Binance Research’s analysts are keeping a close eye on a number of developments that might have a significant impact on the cryptocurrency market in 2023.

In 2023, according to a recently-released report (“Full-Year Review 2022 & Themes for 2023”) by Binance Research, macroeconomics will be the driver of returns for risk assets. Whether macro factors operate as a tailwind or headwind for crypto will be determined by central bank policy, global GDP statistics, and recession risks. According to Binance Research, there may be a stronger relationship between traditional and crypto markets as the crypto market develops and more institutional players enter the field.

Another one of their predictions is that real-world assets will be used as a growth driver for DeFi and NFT initiatives. Asset tokenization or the acceptance of real-world assets as collateral are two potential integration points with physical assets.

With regard to Ethereum’s upcoming Shangahi upgrade, they anticipate more interest in staking as the day for withdrawing staked ETH draws closer. This may be helpful for liquid staking methods, but it is also likely to cause fluctuations in market share. An example of this could be a market share shift from Ethereum 2.0 to other liquid staking protocols that offer better returns or user experience.

Binance Research also is of the opinion that NFTs’ usefulness will be crucial to their widespread acceptance in the future. More innovation in areas such as integrations with blockchain games, collaborations with Web2 enterprises, and other real-world use cases is anticipated to drive the next adoption phase and move beyond simple image NFTs.

Lastly, Binance Research believes that increased regulatory clarity for cryptocurrency is coming. Regulators’ skepticism makes sense, and it will be difficult for crypto to win back the public’s confidence. However, the blockchain industry would benefit from increased regulatory certainty in the long run. An example of this could be a government that creates a clear regulatory framework for Initial Coin Offerings (ICOs), which would provide a more secure environment for investors.

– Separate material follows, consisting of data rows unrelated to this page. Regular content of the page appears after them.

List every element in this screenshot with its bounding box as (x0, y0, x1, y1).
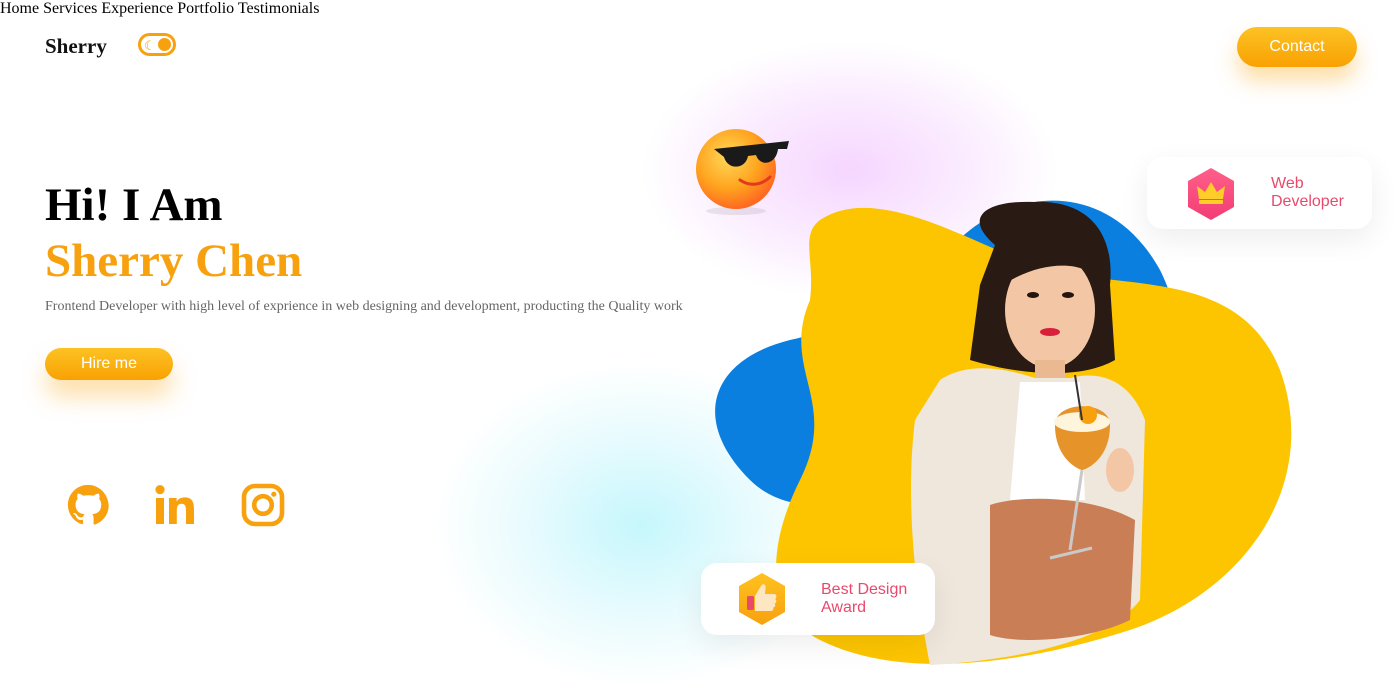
thumbs-up-icon (736, 572, 788, 631)
badge-web-line1: Web (1271, 175, 1304, 192)
badge-award-line2: Award (821, 599, 867, 616)
best-design-award-badge: Best Design Award (701, 563, 935, 635)
nav-testimonials[interactable]: Testimonials (238, 0, 320, 17)
hero-description: Frontend Developer with high level of ex… (45, 299, 683, 314)
nav-home[interactable]: Home (0, 0, 39, 17)
badge-web-line2: Developer (1271, 193, 1344, 210)
linkedin-icon[interactable] (150, 480, 200, 530)
nav-portfolio[interactable]: Portfolio (177, 0, 234, 17)
hero-greeting: Hi! I Am (45, 179, 223, 231)
hero-name: Sherry Chen (45, 235, 303, 287)
sunglasses-emoji-icon (696, 129, 789, 215)
moon-icon: ☾ (144, 38, 156, 53)
site-logo[interactable]: Sherry (45, 34, 107, 59)
nav-experience[interactable]: Experience (101, 0, 173, 17)
theme-toggle[interactable]: ☾ (138, 33, 176, 56)
github-icon[interactable] (63, 480, 113, 530)
person-skirt (990, 498, 1135, 640)
main-nav: Home Services Experience Portfolio Testi… (0, 0, 1394, 18)
badge-award-line1: Best Design (821, 581, 908, 598)
crown-icon (1185, 167, 1237, 226)
nav-services[interactable]: Services (43, 0, 97, 17)
hire-me-button[interactable]: Hire me (45, 348, 173, 380)
toggle-knob (158, 38, 171, 51)
instagram-icon[interactable] (238, 480, 288, 530)
contact-button[interactable]: Contact (1237, 27, 1357, 67)
web-developer-badge: Web Developer (1147, 157, 1372, 229)
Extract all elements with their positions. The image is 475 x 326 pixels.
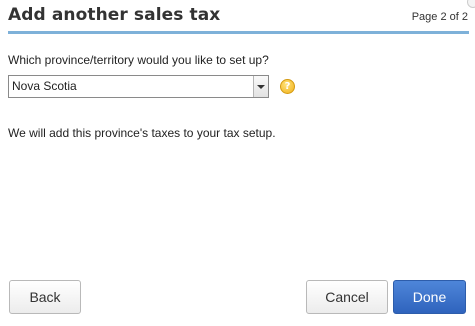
- chevron-down-icon[interactable]: [253, 76, 268, 97]
- dialog-title: Add another sales tax: [8, 5, 221, 25]
- province-select-value: Nova Scotia: [12, 79, 77, 93]
- header-divider: [8, 31, 469, 34]
- help-question-icon[interactable]: ?: [280, 79, 295, 94]
- info-text: We will add this province's taxes to you…: [8, 126, 276, 140]
- province-question-label: Which province/territory would you like …: [8, 53, 269, 67]
- close-icon[interactable]: [467, 0, 475, 8]
- done-button[interactable]: Done: [393, 280, 466, 314]
- cancel-button[interactable]: Cancel: [306, 280, 388, 314]
- back-button[interactable]: Back: [9, 280, 81, 314]
- province-select[interactable]: Nova Scotia: [8, 75, 269, 98]
- dialog-header: Add another sales tax Page 2 of 2: [8, 0, 468, 31]
- page-indicator: Page 2 of 2: [411, 11, 468, 23]
- add-sales-tax-dialog: Add another sales tax Page 2 of 2 Which …: [0, 0, 475, 326]
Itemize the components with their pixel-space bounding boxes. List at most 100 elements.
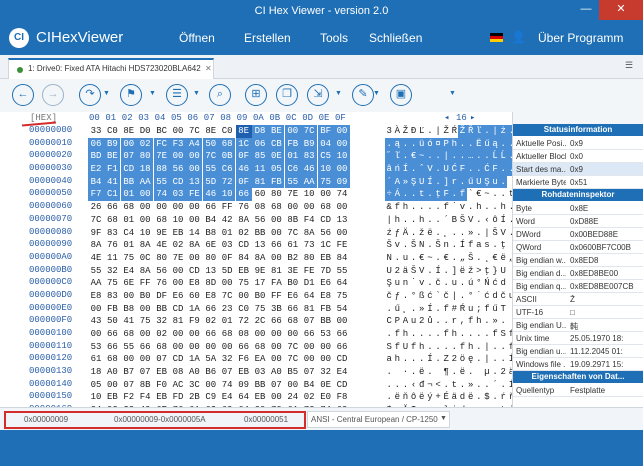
hex-byte[interactable]: 66 bbox=[104, 201, 120, 214]
ascii-char[interactable]: . bbox=[385, 328, 393, 341]
ascii-char[interactable]: ` bbox=[467, 188, 475, 201]
section-rohdateninspektor[interactable]: Rohdateninspektor bbox=[513, 189, 643, 201]
hex-byte[interactable]: FB bbox=[268, 175, 285, 189]
hex-byte[interactable]: 84 bbox=[334, 252, 350, 265]
ascii-char[interactable]: ľ bbox=[393, 150, 402, 164]
ascii-char[interactable]: U bbox=[442, 163, 451, 176]
hex-byte[interactable]: 00 bbox=[236, 290, 252, 303]
hex-byte[interactable]: 00 bbox=[334, 163, 350, 176]
ascii-char[interactable]: ë bbox=[418, 391, 426, 404]
hex-byte[interactable]: 07 bbox=[301, 315, 317, 328]
hex-byte[interactable]: B5 bbox=[285, 366, 301, 379]
hex-byte[interactable]: E8 bbox=[88, 290, 104, 303]
hex-byte[interactable]: 24 bbox=[285, 391, 301, 404]
hex-byte[interactable]: FF bbox=[137, 277, 153, 290]
ascii-char[interactable]: | bbox=[483, 341, 491, 354]
hex-byte[interactable]: FF bbox=[268, 290, 284, 303]
ascii-char[interactable]: . bbox=[385, 379, 393, 392]
hex-byte[interactable]: 7C bbox=[186, 125, 202, 138]
ascii-char[interactable]: . bbox=[491, 391, 499, 404]
menu-close[interactable]: Schließen bbox=[369, 31, 422, 45]
ascii-char[interactable]: | bbox=[483, 353, 491, 366]
hex-byte[interactable]: 68 bbox=[268, 201, 284, 214]
hex-byte[interactable]: 4E bbox=[88, 252, 104, 265]
hex-byte[interactable]: C9 bbox=[203, 391, 219, 404]
ascii-char[interactable]: . bbox=[450, 150, 459, 164]
hex-byte[interactable]: A0 bbox=[186, 366, 202, 379]
hex-byte[interactable]: 00 bbox=[137, 353, 153, 366]
ascii-char[interactable]: n bbox=[442, 239, 450, 252]
hex-byte[interactable]: F1 bbox=[104, 163, 121, 176]
hex-byte[interactable]: 00 bbox=[137, 201, 153, 214]
ascii-char[interactable]: Š bbox=[409, 239, 417, 252]
hex-byte[interactable]: 00 bbox=[334, 125, 350, 138]
ascii-char[interactable]: . bbox=[475, 328, 483, 341]
hex-byte[interactable]: C6 bbox=[284, 163, 301, 176]
ascii-char[interactable]: . bbox=[467, 201, 475, 214]
hex-byte[interactable]: 56 bbox=[318, 227, 334, 240]
hex-byte[interactable]: 00 bbox=[268, 252, 284, 265]
hex-byte[interactable]: 06 bbox=[88, 137, 104, 151]
hex-byte[interactable]: 2B bbox=[186, 391, 202, 404]
hex-byte[interactable]: 8E bbox=[121, 125, 137, 138]
hex-byte[interactable]: DF bbox=[154, 290, 170, 303]
ascii-char[interactable]: Ĺ bbox=[490, 150, 500, 164]
ascii-char[interactable]: f bbox=[458, 341, 466, 354]
hex-byte[interactable]: 00 bbox=[285, 201, 301, 214]
ascii-char[interactable]: > bbox=[475, 265, 483, 278]
hex-byte[interactable]: 76 bbox=[154, 277, 170, 290]
hex-byte[interactable]: 03 bbox=[252, 366, 268, 379]
hex-byte[interactable]: CD bbox=[236, 239, 252, 252]
ascii-char[interactable]: h bbox=[401, 328, 409, 341]
hex-byte[interactable]: 09 bbox=[334, 175, 350, 189]
hex-byte[interactable]: FB bbox=[104, 303, 120, 316]
ascii-char[interactable]: . bbox=[426, 328, 434, 341]
ascii-char[interactable]: ˙ bbox=[475, 290, 483, 303]
ascii-char[interactable]: . bbox=[458, 150, 467, 164]
ascii-char[interactable]: . bbox=[426, 366, 434, 379]
ascii-char[interactable]: . bbox=[409, 366, 417, 379]
ascii-char[interactable]: h bbox=[499, 201, 507, 214]
ascii-char[interactable]: . bbox=[450, 239, 458, 252]
ascii-char[interactable]: N bbox=[385, 252, 393, 265]
hex-byte[interactable]: C5 bbox=[317, 150, 334, 164]
ascii-char[interactable]: č bbox=[499, 290, 507, 303]
hex-byte[interactable]: AA bbox=[301, 175, 318, 189]
hex-byte[interactable]: B9 bbox=[301, 137, 318, 151]
hex-byte[interactable]: 7C bbox=[202, 150, 219, 164]
ascii-char[interactable]: u bbox=[467, 303, 475, 316]
ascii-char[interactable]: ¸ bbox=[442, 227, 450, 240]
ascii-char[interactable]: V bbox=[499, 227, 507, 240]
ascii-char[interactable]: ° bbox=[409, 290, 417, 303]
ascii-char[interactable]: . bbox=[467, 366, 475, 379]
hex-byte[interactable]: E2 bbox=[88, 163, 104, 176]
ascii-char[interactable]: . bbox=[474, 150, 483, 164]
hex-byte[interactable]: 01 bbox=[120, 188, 137, 202]
ascii-char[interactable]: Ş bbox=[482, 175, 492, 189]
hex-byte[interactable]: C4 bbox=[121, 227, 137, 240]
hex-byte[interactable]: 7C bbox=[301, 125, 318, 138]
ascii-char[interactable]: . bbox=[483, 315, 491, 328]
hex-byte[interactable]: 83 bbox=[104, 227, 120, 240]
hex-byte[interactable]: 00 bbox=[186, 201, 202, 214]
hex-byte[interactable]: 00 bbox=[137, 188, 154, 202]
ascii-char[interactable]: . bbox=[409, 137, 418, 151]
hex-byte[interactable]: 00 bbox=[301, 341, 317, 354]
ascii-char[interactable]: ý bbox=[426, 391, 434, 404]
hex-byte[interactable]: C6 bbox=[219, 163, 236, 176]
ascii-char[interactable]: Ř bbox=[466, 125, 475, 138]
ascii-char[interactable]: É bbox=[442, 391, 450, 404]
hex-byte[interactable]: 8E bbox=[235, 125, 252, 138]
hex-byte[interactable]: 75 bbox=[121, 252, 137, 265]
export-button[interactable]: ⇲ bbox=[307, 84, 329, 106]
ascii-char[interactable]: … bbox=[466, 150, 475, 164]
hex-byte[interactable]: EB bbox=[170, 227, 186, 240]
ascii-char[interactable]: v bbox=[458, 201, 466, 214]
inspector-row[interactable]: Start des ma... 0x9 bbox=[513, 163, 643, 176]
ascii-char[interactable]: f bbox=[393, 328, 401, 341]
ascii-char[interactable]: h bbox=[450, 137, 459, 151]
hex-byte[interactable]: 00 bbox=[170, 277, 186, 290]
hex-byte[interactable]: 13 bbox=[252, 239, 268, 252]
inspector-row[interactable]: Big endian U... 軘 bbox=[513, 319, 643, 332]
hex-byte[interactable]: 10 bbox=[301, 188, 317, 201]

As for their review of 2022, the report said there was a lot of volatility, with various developments and changes in the market. Ethereum adopted a new method of validation called Proof-of-Stake and new L1 blockchains, such as Aptos, entered the market. The layer-2 scaling solutions saw significant growth, but the overall DeFi sector faced a drop in value. The NFT market had a good start but slowed down later in the year. The blockchain gaming industry continued to grow, but there were indications of slowing down and less interest in the virtual world concept. The policy debate was fueled by multiple events in the year, and there was a spike in venture capital investment and fundraising activities.